Артисты, стоявшие у самого задника, оказывались несравненно выше домов. <…> Вопрос мизансцены и планировки разрешался тогда обыкновенно также очень просто. Была однажды и навсегда установленная планировка: направо — софа, налево — стол и два стула. Одна сцена велась у софы, другая — у стола с двумя стульями, третья — посередине сцены, у суфлерской будки, и потом опять — у софы, и снова — у суфлерской будки.
Мы брали самые необычные разрезы комнат, углами, маленькими частями с мебелью на самой авансцене, повернутой спинками к зрителю, намекая этим на четвертую стену. Принято, чтобы актер показывал свое лицо, а мы сажали его спиной к зрителю и притом — в самые интересные моменты роли. Нередко такой трюк помогал режиссеру в кульминационном моменте роли маскировать неопытность артистов.
Принято играть на свету, а мы мизансценировали целые сцены (и притом, нередко, — главные) в темноте. <…> Во всех этих работах режиссеру нужна была помощь художника, чтобы вместе с ним заготовить удобный для мизансцены план размещения вещей, мебели, создать общее настроение декораций».
Особое внимание уделялось костюмам. Сегодня костюмы в спектакле могут говорить о чем угодно — о пристрастии художника к определенному стилю и времени, о трактовке режиссера, переодевшего древних греков или английских мифологических королей в современные одежды, о вкусе и щедрости того, кто платит, но меньше всего о времени, в котором разворачиваются события на сцене. Исторический костюм сегодня — анахронизм, признак архаичности мышления или же нарочитой стилизации. Мы давно уже привыкли к королям в смокингах, купцам в солдатских гимнастерках и королевах в юбочках по последней моде значительно выше колен. Привыкли и к фантастическим изделиям портняжного искусства, под которым контуры человеческого тела вообще не просматриваются. Костюм сегодня — чаще повод поразить зрителя фантазией и парадоксальностью, чем способ рассказать о характере и статусе того, кто в нем помещается, и о стиле времени, в котором он живет. Надев на античного героя сегодняшние штаны, режиссер чувствует себя идущим по пути борьбы с обветшавшими традициями, с наивными представлениями его сценических предков. Он — революционер и шагает в ногу со временем.
На самом деле театр, который меняет исторический костюм на современный, занимается реставрацией, сажает на театральный трон прежнего его обитателя, то есть — современный костюм. До появления в конце XIX века нового театра и новых режиссеров вопрос исторического соответствия на сцене даже не стоял. В трагедиях Корнеля и Расина древние греки и римляне, а также все прочие совершенно спокойно носили камзолы, парики и шляпы по последней парижской моде. Не костюмы героев, а лишь их речи, и то не всегда, придавали спектаклю оттенок чего-то случившегося не сейчас и не здесь. И никого это не удивляло, и не было никаким признаком нового или не нового сценического мышления. Просто так было заведено. Это важно обозначить, чтобы понять, насколько революционным было появление на сцене исторического, а затем и психологического костюма.

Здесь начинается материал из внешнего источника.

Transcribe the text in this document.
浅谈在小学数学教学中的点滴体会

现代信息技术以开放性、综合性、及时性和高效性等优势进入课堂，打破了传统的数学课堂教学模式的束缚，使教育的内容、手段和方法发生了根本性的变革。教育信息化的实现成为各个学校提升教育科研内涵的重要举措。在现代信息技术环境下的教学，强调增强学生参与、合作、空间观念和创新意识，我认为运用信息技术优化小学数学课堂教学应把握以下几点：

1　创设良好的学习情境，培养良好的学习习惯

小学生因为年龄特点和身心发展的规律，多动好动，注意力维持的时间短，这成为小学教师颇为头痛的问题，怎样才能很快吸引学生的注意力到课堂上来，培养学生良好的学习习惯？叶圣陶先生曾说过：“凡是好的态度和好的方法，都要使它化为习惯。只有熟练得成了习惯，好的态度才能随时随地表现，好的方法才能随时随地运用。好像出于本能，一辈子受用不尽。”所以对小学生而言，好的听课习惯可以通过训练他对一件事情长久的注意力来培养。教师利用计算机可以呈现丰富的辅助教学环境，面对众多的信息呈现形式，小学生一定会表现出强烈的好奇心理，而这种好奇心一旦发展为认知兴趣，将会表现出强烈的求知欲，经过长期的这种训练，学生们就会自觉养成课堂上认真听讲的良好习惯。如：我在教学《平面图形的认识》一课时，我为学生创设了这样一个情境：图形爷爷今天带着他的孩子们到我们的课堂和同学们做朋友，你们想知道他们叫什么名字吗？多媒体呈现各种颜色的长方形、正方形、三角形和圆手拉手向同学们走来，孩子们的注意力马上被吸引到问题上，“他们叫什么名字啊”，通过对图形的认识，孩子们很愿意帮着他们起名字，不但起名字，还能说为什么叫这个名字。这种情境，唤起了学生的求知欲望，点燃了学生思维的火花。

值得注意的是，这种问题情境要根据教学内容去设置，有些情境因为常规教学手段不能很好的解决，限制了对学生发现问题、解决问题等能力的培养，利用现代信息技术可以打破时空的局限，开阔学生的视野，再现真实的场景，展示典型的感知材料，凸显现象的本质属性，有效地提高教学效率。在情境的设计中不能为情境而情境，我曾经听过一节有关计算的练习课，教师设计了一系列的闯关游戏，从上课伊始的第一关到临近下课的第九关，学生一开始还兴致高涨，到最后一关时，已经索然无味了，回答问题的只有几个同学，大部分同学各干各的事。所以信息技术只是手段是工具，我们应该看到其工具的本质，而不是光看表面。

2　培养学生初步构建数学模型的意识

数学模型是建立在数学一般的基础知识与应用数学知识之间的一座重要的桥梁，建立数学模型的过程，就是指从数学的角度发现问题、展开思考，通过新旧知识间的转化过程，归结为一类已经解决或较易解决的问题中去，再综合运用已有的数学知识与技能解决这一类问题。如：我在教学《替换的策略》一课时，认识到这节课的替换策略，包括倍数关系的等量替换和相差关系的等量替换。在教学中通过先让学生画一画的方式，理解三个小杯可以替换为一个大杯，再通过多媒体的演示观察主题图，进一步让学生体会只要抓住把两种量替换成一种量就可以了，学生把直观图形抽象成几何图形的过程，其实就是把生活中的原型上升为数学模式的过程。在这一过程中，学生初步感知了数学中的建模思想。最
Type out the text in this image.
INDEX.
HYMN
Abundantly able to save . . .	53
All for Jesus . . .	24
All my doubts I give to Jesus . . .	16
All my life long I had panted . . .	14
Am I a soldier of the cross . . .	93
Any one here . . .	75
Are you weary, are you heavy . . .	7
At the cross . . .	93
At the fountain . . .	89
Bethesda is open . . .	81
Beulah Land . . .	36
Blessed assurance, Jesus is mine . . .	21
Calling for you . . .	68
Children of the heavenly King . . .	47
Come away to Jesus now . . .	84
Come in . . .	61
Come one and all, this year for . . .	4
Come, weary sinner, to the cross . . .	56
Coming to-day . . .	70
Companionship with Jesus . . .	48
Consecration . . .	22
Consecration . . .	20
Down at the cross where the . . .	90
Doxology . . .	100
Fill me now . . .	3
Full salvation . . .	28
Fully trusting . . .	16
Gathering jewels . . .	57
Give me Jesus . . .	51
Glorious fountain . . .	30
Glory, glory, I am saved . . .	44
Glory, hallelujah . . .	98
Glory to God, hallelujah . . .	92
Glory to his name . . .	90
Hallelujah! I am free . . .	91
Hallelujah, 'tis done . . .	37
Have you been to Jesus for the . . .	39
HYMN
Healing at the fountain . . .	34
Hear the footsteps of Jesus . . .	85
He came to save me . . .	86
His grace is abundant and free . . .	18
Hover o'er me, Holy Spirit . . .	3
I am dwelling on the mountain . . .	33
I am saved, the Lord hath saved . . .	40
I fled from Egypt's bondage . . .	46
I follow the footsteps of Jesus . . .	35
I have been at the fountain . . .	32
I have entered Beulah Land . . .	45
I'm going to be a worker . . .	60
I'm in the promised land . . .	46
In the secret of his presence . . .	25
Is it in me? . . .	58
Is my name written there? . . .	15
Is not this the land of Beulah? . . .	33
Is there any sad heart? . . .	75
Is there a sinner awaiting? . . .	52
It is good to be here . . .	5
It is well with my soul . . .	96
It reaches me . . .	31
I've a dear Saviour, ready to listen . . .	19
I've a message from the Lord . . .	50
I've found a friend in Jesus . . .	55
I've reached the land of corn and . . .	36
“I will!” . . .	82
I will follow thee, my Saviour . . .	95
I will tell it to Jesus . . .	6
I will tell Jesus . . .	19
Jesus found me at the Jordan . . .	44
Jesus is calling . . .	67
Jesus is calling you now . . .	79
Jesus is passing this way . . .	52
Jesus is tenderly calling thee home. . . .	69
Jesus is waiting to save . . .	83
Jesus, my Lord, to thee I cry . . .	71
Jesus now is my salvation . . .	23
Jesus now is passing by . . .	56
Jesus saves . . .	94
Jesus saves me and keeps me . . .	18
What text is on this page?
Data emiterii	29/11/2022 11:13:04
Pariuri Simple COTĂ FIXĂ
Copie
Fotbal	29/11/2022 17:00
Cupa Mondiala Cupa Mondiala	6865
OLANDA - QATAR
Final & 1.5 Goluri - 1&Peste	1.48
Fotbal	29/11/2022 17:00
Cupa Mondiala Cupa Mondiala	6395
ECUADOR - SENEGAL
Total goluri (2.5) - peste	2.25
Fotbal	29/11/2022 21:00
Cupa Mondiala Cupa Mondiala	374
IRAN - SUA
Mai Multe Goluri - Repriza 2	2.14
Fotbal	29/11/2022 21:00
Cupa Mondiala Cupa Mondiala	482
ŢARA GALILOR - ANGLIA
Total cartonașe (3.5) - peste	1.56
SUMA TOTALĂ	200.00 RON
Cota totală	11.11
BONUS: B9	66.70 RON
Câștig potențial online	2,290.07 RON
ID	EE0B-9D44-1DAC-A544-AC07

Приезд на гастроли немецкого театра герцога Мейнингенского с режиссером Людвигом Кронеком вызвал в России бурную полемику. Быть может, впервые критики и широкая театральная общественность обсуждали не оттенки трактовок основных персонажей, не искусство знаменитых гастролеров-актеров, а спектакль, как самостоятельное явление, как целостное произведение сценического искусства. Исторически подлинные предметы на сцене, костюмы, сшитые в соответствии с модой и обычаями времени, о котором говорится в пьесе. Спектакль-музей, поражающий продуманностью и исторической точностью почти каждой детали. Смелое, активное использование новых возможностей сценического света. Все это изумляло, но и настораживало. Внешнее формальное преобладание вещей над людьми смутило российских театральных ценителей, увидевших в таком подходе обесценивание актерской сути театра, подмену живого человека насыщенностью среды.
Немирович-Данченко мейнингенцев не принял. Станиславский, напротив, сделал из этих гастролей далекоидущие выводы. Его идеи реформации сцены и совпадали с тем, что делал Кронек, и — разнились. Что касается костюмов, то он еще в Обществе искусства и литературы начал проводить собственную реформу в этой отставшей от требований новых сценических тенденций области. «Вопрос с костюмами в то время обстоял так же плохо: почти никто не интересовался историей костюма, не собирал музейных вещей, тканей, книг. В костюмерских магазинах существовало три стиля: «Фауста», «Гугенотов» и «Мольера», если не считать нашего национального, боярского. «Нет ли у вас какого-нибудь испанского костюма, вроде «Фауста» или «Гугенотов»?» — спрашивали клиенты. «Есть Валентины, Мефистофели, Сен-Бри разных цветов», — отвечал хозяин костюмерской».